If you grab a translation from 1910, it’s going to be rough. It'll feel like reading a legal brief. Look for the Tom Holland translation (the historian, not the actor) or the Landmark Herodotus. The Landmark version is great because it has maps on almost every page. You need maps. Without them, you’ll have no idea where the Ionians are compared to the Dorians, and you'll get lost in the geography of the Persian satrapies.

Actionable Insights for the Modern Reader

Reading Herodotus isn't just an academic exercise. It changes how you see the world today.

  • Question the Source: Follow his lead. When you hear a wild claim, ask "Who told you that?" and "What was their bias?" Herodotus was the original fact-checker, even if he didn't always have the tools to verify the facts.
  • Look for the 'Why': Don't just look at events; look at the cultural undercurrents. Herodotus shows that wars aren't just about land; they're about clashing worldviews.
  • Embrace the Digression: In your own work or life, the "side quests" often hold the most value. The most interesting parts of his book are the things he wasn't "supposed" to be writing about.
  • Check the Geography: Understanding a conflict requires understanding the terrain. Use a map when following global news, just as you would when reading about the pass at Thermopylae.
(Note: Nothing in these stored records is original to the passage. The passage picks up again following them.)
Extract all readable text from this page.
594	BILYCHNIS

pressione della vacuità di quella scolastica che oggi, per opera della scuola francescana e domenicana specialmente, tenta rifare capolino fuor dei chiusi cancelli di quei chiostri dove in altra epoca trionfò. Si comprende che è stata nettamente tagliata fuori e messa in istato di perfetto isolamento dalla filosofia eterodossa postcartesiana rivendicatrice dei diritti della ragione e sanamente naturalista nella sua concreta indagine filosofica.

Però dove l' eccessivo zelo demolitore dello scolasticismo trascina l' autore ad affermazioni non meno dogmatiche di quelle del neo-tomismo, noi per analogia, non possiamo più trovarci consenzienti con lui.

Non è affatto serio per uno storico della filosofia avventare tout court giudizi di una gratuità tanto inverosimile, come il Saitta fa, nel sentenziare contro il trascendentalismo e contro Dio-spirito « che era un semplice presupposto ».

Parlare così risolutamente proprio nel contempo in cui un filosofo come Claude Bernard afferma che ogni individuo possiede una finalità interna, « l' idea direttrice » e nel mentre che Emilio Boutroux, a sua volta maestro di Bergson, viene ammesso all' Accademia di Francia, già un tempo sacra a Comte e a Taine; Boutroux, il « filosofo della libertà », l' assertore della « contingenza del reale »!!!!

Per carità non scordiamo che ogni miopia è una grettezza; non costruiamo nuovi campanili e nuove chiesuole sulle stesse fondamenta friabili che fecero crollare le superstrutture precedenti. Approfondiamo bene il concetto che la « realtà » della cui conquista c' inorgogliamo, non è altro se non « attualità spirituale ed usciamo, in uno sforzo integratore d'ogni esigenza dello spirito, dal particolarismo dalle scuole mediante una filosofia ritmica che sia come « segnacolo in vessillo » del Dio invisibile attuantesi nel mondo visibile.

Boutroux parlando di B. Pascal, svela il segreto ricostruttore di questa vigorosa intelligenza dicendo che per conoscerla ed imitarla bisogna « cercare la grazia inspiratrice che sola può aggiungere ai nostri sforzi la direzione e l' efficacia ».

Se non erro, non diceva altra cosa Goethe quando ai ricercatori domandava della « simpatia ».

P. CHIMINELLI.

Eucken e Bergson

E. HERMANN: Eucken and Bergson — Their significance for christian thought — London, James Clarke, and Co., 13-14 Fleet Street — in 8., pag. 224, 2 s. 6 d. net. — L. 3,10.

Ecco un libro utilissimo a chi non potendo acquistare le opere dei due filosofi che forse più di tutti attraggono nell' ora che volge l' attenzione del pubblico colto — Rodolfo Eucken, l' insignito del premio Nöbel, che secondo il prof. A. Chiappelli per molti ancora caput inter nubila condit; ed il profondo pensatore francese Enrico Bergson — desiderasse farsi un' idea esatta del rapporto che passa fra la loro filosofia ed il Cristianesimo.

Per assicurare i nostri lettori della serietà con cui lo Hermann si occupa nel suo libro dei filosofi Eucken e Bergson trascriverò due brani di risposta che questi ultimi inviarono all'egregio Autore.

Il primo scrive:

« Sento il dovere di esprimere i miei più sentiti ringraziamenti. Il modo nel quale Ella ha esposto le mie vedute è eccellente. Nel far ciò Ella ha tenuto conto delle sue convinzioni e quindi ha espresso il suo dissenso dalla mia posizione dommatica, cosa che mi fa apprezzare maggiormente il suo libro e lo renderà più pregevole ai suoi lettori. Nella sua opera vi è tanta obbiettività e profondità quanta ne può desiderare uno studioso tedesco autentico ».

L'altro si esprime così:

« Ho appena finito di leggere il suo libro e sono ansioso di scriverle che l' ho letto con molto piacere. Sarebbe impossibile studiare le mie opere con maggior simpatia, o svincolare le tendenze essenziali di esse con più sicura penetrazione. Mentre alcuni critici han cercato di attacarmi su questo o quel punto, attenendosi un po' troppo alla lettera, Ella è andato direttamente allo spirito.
The legacy of this work isn't just in the history it recorded, but in the way it taught us to look at our neighbors. It reminds us that every culture has its own "custom is king" mentality. What's normal to you is insane to someone else, and Herodotus was the first person to tell us that that's okay. If you want to understand the roots of Western civilization and the eternal friction between East and West, there is simply no better place to start than this messy, brilliant, 2,500-year-old book.